たしかに、このままでは怪奇現象の起こる神社だとされ、恐ろしい心霊スポット扱いを受けてしまいかねない。

「……どうすればいいかな。ちょっとでも抵抗されたら絶対変に思われるよ」
「それなら心配いりません。もう化け妖の姿もみえています。派手に、一回で終わらせればいいのです。それによって、そこまで含めて、イベントの一つだと思わせられます」

「でも、そんなのできないんじゃ」
「結衣さん、よく聞いてください。憑依したのは、山姫です。紛れ込んできたところを見ましたから間違いありません。大方、この間の山鳴りが関係あるんでしょう」

「……あ。鎮守の森に住んでるっていう妖?」
「えぇ。その特徴の一つに、先に笑った相手には危害を加えられないというものがあります。つまり、簡単に無力化できるんです」

意外だった。

身体の一部が氷像化してもなお呪詛を吐き出し続けている化け妖にしては、大きな弱点だ。

「あ。だから、化け妖が出たのに怖がってなかったんだ?」
「えぇ、まぁそんなところです」

とくに、常時笑顔の恋時の敵ではない。

「では、さっくりお祓いしてしまいましょう、結衣さん。まだ、あの女性は全ての力を奪われているわけではありません。無力化した化け妖を切り離したところで、意識を失うようなことはありませんよ」

それならば、どうにかなるかもしれない。

恋時から大幣と勇気を受け取った結衣は、にっこり笑顔のお面を貼り付ける。その瞬間、女の背後にべったりついた化け妖のオーラが怯んだ。

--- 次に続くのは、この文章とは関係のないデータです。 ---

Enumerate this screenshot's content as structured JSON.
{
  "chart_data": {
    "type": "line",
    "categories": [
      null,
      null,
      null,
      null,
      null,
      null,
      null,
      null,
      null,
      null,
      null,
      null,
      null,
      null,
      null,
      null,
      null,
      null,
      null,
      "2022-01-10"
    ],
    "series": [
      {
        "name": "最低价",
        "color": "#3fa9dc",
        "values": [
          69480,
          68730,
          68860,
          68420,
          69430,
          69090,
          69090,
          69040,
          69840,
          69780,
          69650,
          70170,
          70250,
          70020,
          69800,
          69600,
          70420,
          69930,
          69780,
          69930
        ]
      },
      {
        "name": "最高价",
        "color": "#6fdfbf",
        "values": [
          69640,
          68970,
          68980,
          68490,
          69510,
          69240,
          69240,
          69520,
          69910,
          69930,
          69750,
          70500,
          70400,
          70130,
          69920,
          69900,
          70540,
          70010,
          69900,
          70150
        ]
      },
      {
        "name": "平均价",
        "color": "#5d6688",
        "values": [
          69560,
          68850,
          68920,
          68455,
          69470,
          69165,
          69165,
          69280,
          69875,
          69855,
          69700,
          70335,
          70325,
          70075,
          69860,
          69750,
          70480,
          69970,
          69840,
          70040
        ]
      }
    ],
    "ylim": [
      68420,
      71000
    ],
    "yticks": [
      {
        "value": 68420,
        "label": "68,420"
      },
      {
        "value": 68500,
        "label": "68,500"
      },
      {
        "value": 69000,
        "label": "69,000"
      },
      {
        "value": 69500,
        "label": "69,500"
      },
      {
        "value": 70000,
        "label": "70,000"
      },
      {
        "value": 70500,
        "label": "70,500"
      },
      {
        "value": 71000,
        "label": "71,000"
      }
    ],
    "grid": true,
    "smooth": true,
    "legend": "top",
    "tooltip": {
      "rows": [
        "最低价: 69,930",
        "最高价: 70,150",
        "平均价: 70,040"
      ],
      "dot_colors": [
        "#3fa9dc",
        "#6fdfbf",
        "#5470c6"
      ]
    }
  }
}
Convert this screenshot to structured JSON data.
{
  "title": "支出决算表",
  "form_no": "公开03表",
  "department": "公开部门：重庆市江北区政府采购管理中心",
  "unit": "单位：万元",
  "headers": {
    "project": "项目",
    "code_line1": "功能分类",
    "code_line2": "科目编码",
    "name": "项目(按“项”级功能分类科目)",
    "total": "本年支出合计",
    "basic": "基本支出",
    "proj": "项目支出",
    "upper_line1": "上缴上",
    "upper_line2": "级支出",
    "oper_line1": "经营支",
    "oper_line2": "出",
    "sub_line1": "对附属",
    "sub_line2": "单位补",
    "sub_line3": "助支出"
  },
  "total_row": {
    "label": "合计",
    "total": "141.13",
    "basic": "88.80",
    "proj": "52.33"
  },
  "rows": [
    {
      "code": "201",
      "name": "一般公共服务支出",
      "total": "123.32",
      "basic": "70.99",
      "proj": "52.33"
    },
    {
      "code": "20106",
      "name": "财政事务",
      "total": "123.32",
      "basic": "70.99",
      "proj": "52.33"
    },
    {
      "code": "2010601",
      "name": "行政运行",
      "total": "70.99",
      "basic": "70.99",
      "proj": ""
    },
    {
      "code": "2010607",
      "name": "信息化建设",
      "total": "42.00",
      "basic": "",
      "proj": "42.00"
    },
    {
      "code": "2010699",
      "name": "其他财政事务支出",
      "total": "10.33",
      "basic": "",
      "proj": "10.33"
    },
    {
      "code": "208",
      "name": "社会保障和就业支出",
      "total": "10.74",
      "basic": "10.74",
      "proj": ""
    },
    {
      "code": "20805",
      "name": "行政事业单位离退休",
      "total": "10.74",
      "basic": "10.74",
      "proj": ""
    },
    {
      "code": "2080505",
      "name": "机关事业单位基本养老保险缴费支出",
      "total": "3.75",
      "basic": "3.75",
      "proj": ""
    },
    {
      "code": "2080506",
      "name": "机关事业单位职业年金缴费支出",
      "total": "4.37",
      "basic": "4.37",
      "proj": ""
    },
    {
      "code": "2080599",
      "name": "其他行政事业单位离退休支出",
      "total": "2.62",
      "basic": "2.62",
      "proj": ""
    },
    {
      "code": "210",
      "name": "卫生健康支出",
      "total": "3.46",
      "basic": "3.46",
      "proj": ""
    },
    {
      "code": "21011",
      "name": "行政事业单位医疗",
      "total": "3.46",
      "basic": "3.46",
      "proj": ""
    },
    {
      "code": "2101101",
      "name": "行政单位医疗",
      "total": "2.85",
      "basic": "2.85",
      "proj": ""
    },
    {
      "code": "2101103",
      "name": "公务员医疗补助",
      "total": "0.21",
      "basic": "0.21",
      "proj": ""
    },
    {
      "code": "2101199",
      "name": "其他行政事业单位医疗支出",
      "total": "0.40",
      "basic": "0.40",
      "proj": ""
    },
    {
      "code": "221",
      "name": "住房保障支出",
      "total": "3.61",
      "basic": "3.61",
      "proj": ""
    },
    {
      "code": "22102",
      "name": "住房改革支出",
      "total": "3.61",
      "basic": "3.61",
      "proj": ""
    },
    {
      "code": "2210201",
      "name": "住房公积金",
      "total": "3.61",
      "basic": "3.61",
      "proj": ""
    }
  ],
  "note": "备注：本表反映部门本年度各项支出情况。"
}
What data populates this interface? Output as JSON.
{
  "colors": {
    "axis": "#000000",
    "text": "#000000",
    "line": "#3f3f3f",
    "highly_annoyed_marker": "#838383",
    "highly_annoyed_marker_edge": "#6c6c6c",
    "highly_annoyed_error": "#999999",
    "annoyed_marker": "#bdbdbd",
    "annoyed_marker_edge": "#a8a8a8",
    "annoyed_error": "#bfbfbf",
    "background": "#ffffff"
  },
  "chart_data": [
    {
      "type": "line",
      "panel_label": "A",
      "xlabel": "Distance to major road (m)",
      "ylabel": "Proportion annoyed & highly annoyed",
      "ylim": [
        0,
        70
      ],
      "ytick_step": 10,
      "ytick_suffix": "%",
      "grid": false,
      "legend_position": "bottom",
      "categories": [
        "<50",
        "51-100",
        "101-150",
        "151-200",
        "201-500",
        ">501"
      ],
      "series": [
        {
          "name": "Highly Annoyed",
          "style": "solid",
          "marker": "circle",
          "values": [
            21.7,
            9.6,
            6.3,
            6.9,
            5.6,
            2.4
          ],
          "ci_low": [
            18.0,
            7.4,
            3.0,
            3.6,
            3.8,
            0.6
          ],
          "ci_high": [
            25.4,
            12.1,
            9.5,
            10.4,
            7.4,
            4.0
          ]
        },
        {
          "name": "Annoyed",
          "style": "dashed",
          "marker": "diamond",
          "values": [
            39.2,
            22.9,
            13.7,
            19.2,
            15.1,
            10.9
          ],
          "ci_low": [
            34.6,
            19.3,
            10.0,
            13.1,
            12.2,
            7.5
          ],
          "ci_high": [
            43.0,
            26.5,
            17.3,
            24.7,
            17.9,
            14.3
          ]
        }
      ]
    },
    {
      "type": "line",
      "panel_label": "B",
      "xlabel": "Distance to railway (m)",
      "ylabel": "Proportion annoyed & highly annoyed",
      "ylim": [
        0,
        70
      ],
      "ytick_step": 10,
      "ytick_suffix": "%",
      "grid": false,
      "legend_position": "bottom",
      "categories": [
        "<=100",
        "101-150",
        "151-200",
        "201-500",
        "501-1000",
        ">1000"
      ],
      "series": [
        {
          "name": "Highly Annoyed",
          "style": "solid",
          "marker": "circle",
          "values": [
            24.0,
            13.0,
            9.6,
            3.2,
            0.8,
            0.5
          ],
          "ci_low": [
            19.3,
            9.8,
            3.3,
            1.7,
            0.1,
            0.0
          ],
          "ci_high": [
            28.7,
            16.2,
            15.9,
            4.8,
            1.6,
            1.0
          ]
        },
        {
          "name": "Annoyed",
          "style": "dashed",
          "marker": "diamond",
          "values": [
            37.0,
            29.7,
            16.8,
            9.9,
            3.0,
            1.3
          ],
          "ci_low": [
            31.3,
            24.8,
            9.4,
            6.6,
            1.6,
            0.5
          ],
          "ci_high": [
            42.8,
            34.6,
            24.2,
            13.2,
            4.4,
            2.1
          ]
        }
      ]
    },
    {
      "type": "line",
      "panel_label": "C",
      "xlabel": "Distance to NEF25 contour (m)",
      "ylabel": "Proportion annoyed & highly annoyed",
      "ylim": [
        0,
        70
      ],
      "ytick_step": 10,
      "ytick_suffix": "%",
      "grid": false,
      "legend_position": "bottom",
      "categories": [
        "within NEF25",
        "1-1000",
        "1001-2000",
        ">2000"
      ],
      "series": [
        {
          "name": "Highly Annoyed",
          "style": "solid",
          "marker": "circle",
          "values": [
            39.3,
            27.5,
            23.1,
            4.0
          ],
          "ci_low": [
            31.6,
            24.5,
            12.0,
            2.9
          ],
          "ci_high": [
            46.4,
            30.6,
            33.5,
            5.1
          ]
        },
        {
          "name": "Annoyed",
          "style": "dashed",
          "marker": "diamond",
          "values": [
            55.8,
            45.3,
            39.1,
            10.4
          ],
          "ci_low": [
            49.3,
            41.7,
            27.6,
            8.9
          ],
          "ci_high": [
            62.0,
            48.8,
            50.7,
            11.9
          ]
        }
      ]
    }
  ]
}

結衣は頬がつりそうになりつつも、近づいて祓詞を紡いでいく。

途中、恋時がそっと手の甲に口づけたうえ指を握ってくれると、もう百人力だった。

原理はどうしてもよくわからないのだけど、先端までほのあたたかく、心の内は、組紐のように一本の線にまとまっていく。

『そんなに威力が高いとは聞いてませんわ!』

効果は抜群だったようで、山姫はすぐに女から引き剥がれた。

スペアを恋時が所持していた大幣と違って、神楽鈴は拝殿に置いてきていた。

しかし、バックヤードに回っていた雪子が取りに向かってくれたのだろう。
裏手で神楽鈴が鳴り、ラストが飾られる。

すかさず、ひふみ祝詞に切り替えれば、十二単のような、裾の長い着物姿の妖が姿を現した。
よろよろと、小窓から外へ逃げ去っていく。
捕まえることもできただろうが、下手に目につく行為は取りたくなかった。

「…………私はなにを」

憑かれていた女も、たちざまに意識を取り戻していた。

すぐに自分の罪を悔いて泣き始める。
どうやら、感情的になりやすい人のようだった。とんだ迷惑を被ったが、すがるように謝られれば、責める気持ちも萎えてくる。

そんな結衣の背後で、参加者たちは歓声をあげていた。

「あはは、びっくりしたぁ。そういう演出だったの?」「いやいや、本当にお祓いの効果かもしれないぞ」

無事、印象の悪化も回避できたようだ。
なになら、不思議な体験を共有した同士、さらに打ち解けてくれている。手を取り合い、本当にカップルが成立しそうなペアもいた。


結衣は恋時を見やると、ぐっと親指を立てる。

もはや参加者のふりをしている必要もなさそうだ。結衣は胸いっぱいに、空気を吸い込み、大きく頭を下げる。

「八羽神社コン、これにて終了いたします!」

ぱらぱらと拍手が起こった。今度こそ、収まるところに収まったようだ。